Мы тогда еще не уяснили для себя, что возможны лишь три литературно-художественные концепции будущего: Будущее, в котором хочется жить; Будущее, в котором жить невозможно; и Будущее, Недоступное Пониманию, то есть расположенное по «ту сторону» сегодняшней морали.

Мы понимали, однако, что ефремов создал мир, в котором живут и действуют люди специфические, небывалые еще люди, которыми мы все станем (может быть) через множество и множество веков, а значит, и нелюди вовсе – модели людей, идеальные схемы, образцы для подражания в лучшем случае. мы ясно понимали, что ефремов создал, собственно, классическую утопию – мир, каким он должен быть. Нам же хотелось совсем другого, мы отнюдь не стремились выходить за пределы художественной литературы, наоборот, нам нравилось писать о людях и о человеческих судьбах, о приключениях человеков в Природе и Обществе. Кроме того, мы были уверены, что уже сегодня, сейчас, здесь, вокруг нас живут и трудятся люди, способные заполнить собой Светлый, Чистый, Интересный мир, в котором не будет (или почти не будет) никаких «свинцовых мерзостей жизни».


Мир Полудня получился именно таким – Светлым, Чистым и Интересным.


Название для романа, как вспоминает БН, придумал Аркадий Натанович, после того как прочел роман Эндрю Нортон «Рассвет – 2250 от Р.Х.» – роман о Земле, кое-как оживающей после катастрофы, уничтожившей нашу цивилизацию.


Комментарий БН:

«Полдень, ХХП век» – это было точно, это было в стиле самого романа, и здесь, кроме всего прочего, был элемент полемики, очень для нас, тогдашних, важный. Братья Стругацкие принимали посильное участие в идеологической борьбе. Сражались, так сказать, в меру своих возможностей на идеологическом фронте. (Господи! Ведь мы тогда и в самом деле верили в необходимость противопоставить мрачному, апокалиптическому, махрово-реакционному взгляду на будущее наш – советский, оптимистический, прогрессивный, краснознаменный и единственно верный!)

Однако парочку-другую «лакейских» абзацев мне таки пришлось из «Полудня» выбросить, готовя его к изданию 90-х годов. И первой жертвой чистки стала многометровая статуя Ленина, установленная над Свердловском XXII века по настоятельной просьбе высшего редакционного начальства – таким образом начальство хотело установить преемственность между сегодняшним и завтрашним днем. мы, помнится, покривились, но вставку сделали. Кривились мы не потому, что имели что-нибудь против вождя мировой революции, наоборот, мы были о нем самого высокого мнения.

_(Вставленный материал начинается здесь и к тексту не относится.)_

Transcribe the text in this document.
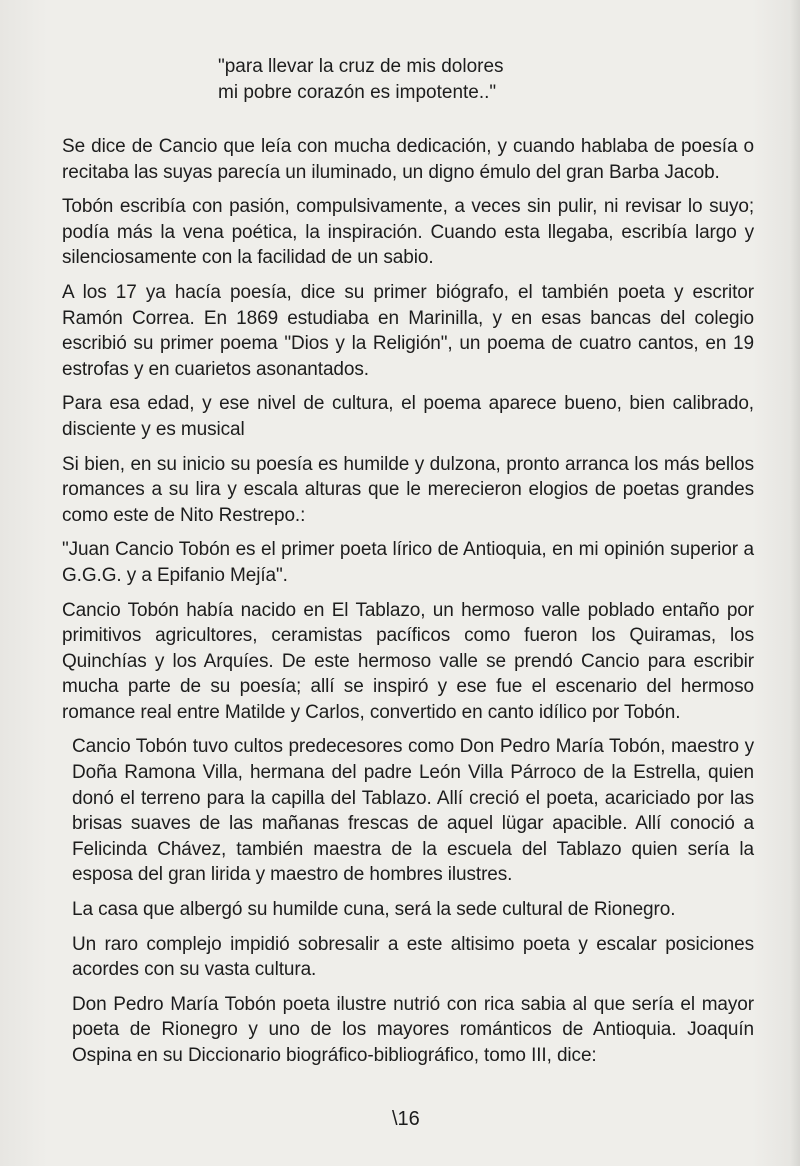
"para llevar la cruz de mis dolores

mi pobre corazón es impotente.."

Se dice de Cancio que leía con mucha dedicación, y cuando hablaba de poesía o recitaba las suyas parecía un iluminado, un digno émulo del gran Barba Jacob.

Tobón escribía con pasión, compulsivamente, a veces sin pulir, ni revisar lo suyo; podía más la vena poética, la inspiración. Cuando esta llegaba, escribía largo y silenciosamente con la facilidad de un sabio.

A los 17 ya hacía poesía, dice su primer biógrafo, el también poeta y escritor Ramón Correa. En 1869 estudiaba en Marinilla, y en esas bancas del colegio escribió su primer poema "Dios y la Religión", un poema de cuatro cantos, en 19 estrofas y en cuarietos asonantados.

Para esa edad, y ese nivel de cultura, el poema aparece bueno, bien calibrado, disciente y es musical

Si bien, en su inicio su poesía es humilde y dulzona, pronto arranca los más bellos romances a su lira y escala alturas que le merecieron elogios de poetas grandes como este de Nito Restrepo.:

"Juan Cancio Tobón es el primer poeta lírico de Antioquia, en mi opinión superior a G.G.G. y a Epifanio Mejía".

Cancio Tobón había nacido en El Tablazo, un hermoso valle poblado entaño por primitivos agricultores, ceramistas pacíficos como fueron los Quiramas, los Quinchías y los Arquíes. De este hermoso valle se prendó Cancio para escribir mucha parte de su poesía; allí se inspiró y ese fue el escenario del hermoso romance real entre Matilde y Carlos, convertido en canto idílico por Tobón.

Cancio Tobón tuvo cultos predecesores como Don Pedro María Tobón, maestro y Doña Ramona Villa, hermana del padre León Villa Párroco de la Estrella, quien donó el terreno para la capilla del Tablazo. Allí creció el poeta, acariciado por las brisas suaves de las mañanas frescas de aquel lügar apacible. Allí conoció a Felicinda Chávez, también maestra de la escuela del Tablazo quien sería la esposa del gran lirida y maestro de hombres ilustres.

La casa que albergó su humilde cuna, será la sede cultural de Rionegro.

Un raro complejo impidió sobresalir a este altisimo poeta y escalar posiciones acordes con su vasta cultura.

Don Pedro María Tobón poeta ilustre nutrió con rica sabia al que sería el mayor poeta de Rionegro y uno de los mayores románticos de Antioquia. Joaquín Ospina en su Diccionario biográfico-bibliográfico, tomo III, dice:

\16
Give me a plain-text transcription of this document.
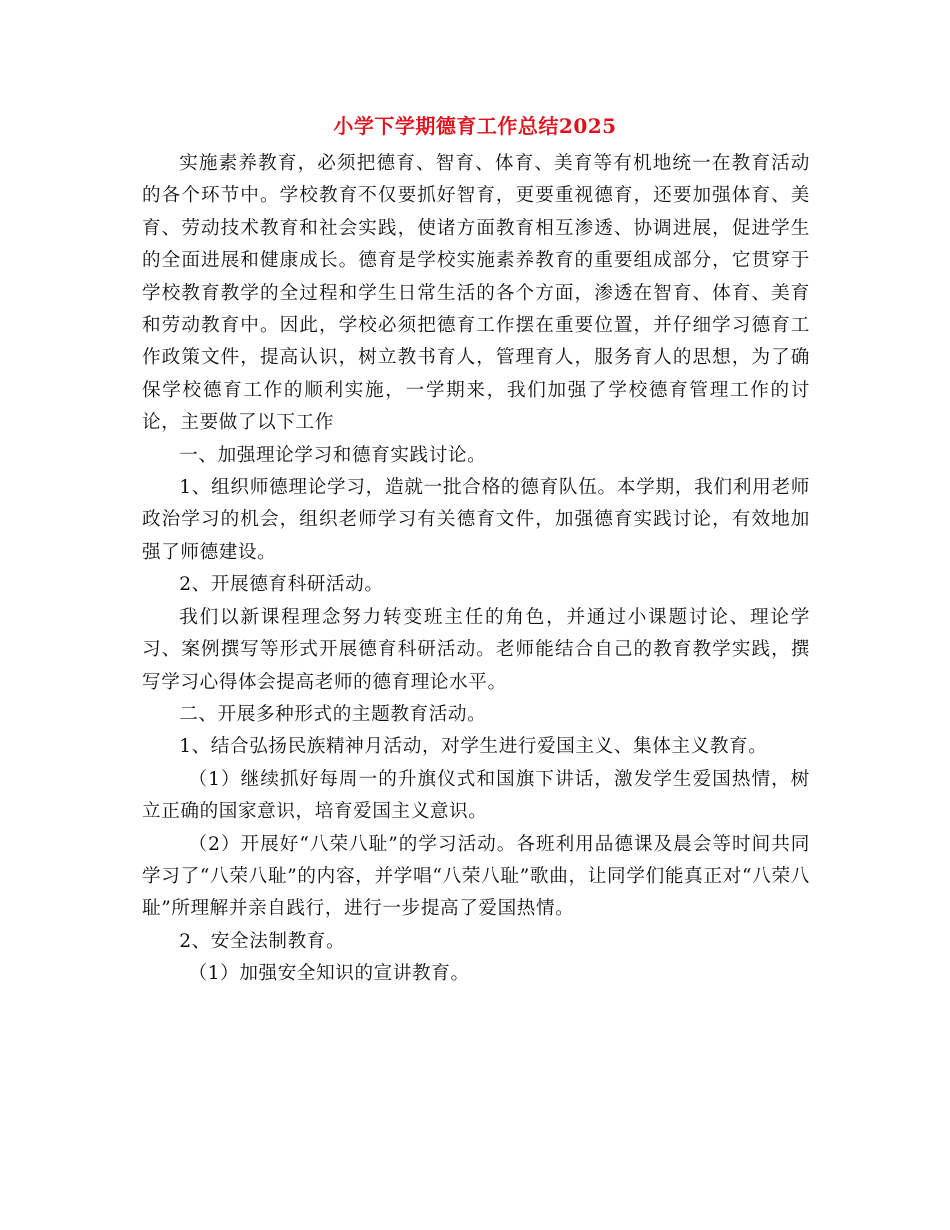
小学下学期德育工作总结2025

实施素养教育，必须把德育、智育、体育、美育等有机地统一在教育活动的各个环节中。学校教育不仅要抓好智育，更要重视德育，还要加强体育、美育、劳动技术教育和社会实践，使诸方面教育相互渗透、协调进展，促进学生的全面进展和健康成长。德育是学校实施素养教育的重要组成部分，它贯穿于学校教育教学的全过程和学生日常生活的各个方面，渗透在智育、体育、美育和劳动教育中。因此，学校必须把德育工作摆在重要位置，并仔细学习德育工作政策文件，提高认识，树立教书育人，管理育人，服务育人的思想，为了确保学校德育工作的顺利实施，一学期来，我们加强了学校德育管理工作的讨论，主要做了以下工作

一、加强理论学习和德育实践讨论。

1、组织师德理论学习，造就一批合格的德育队伍。本学期，我们利用老师政治学习的机会，组织老师学习有关德育文件，加强德育实践讨论，有效地加强了师德建设。

2、开展德育科研活动。

我们以新课程理念努力转变班主任的角色，并通过小课题讨论、理论学习、案例撰写等形式开展德育科研活动。老师能结合自己的教育教学实践，撰写学习心得体会提高老师的德育理论水平。

二、开展多种形式的主题教育活动。

1、结合弘扬民族精神月活动，对学生进行爱国主义、集体主义教育。

（1）继续抓好每周一的升旗仪式和国旗下讲话，激发学生爱国热情，树立正确的国家意识，培育爱国主义意识。

（2）开展好“八荣八耻”的学习活动。各班利用品德课及晨会等时间共同学习了“八荣八耻”的内容，并学唱“八荣八耻”歌曲，让同学们能真正对“八荣八耻”所理解并亲自践行，进行一步提高了爱国热情。

2、安全法制教育。

（1）加强安全知识的宣讲教育。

Но от всех этих статуй, лозунгов и развевающихся знамен несло такой розовой залепухой, таким идеологическим подхалимажем, что естественное наше чувство литературного вкуса было покороблено и оскорблено.

Внимательному читателю надлежит иметь в виду, что, подготавливая это издание, я выбросил из старого «советского» текста все то, что мы оказались вынуждены вписать, но оставил в неприкосновенности все идеологические благоглупости, которые вставлены были авторами добровольно, так сказать, по зову сердца. Какникак, а мы были вполне человеками своего времени, наверное, не самыми глупыми, но уж отнюдь и не самыми умными среди своих современников. Слова «коммунизм», «коммунист», «коммунары» – многое значили для нас тогда. В частности, они означали светлую цель и чистоту помыслов. Нам понадобился добрый десяток лет, чтобы понять суть дела. Понять, что «наш» коммунизм и коммунизм товарища Суслова – не имеют между собой ничего общего. Что коммунист и член КПСС – понятия, как правило, несовместимые. Что между советским коммунистом и коммунизмом в нашем понимании общего не больше, чем между очковой змеей и очкастой интеллигенцией, впрочем, все это было еще впереди. А тогда, в самом начале 60-х, слово «коммунизм» было для нас словом прозрачным, сверкающим, абсолютным, и обозначало оно мир, в котором хочется жить и работать.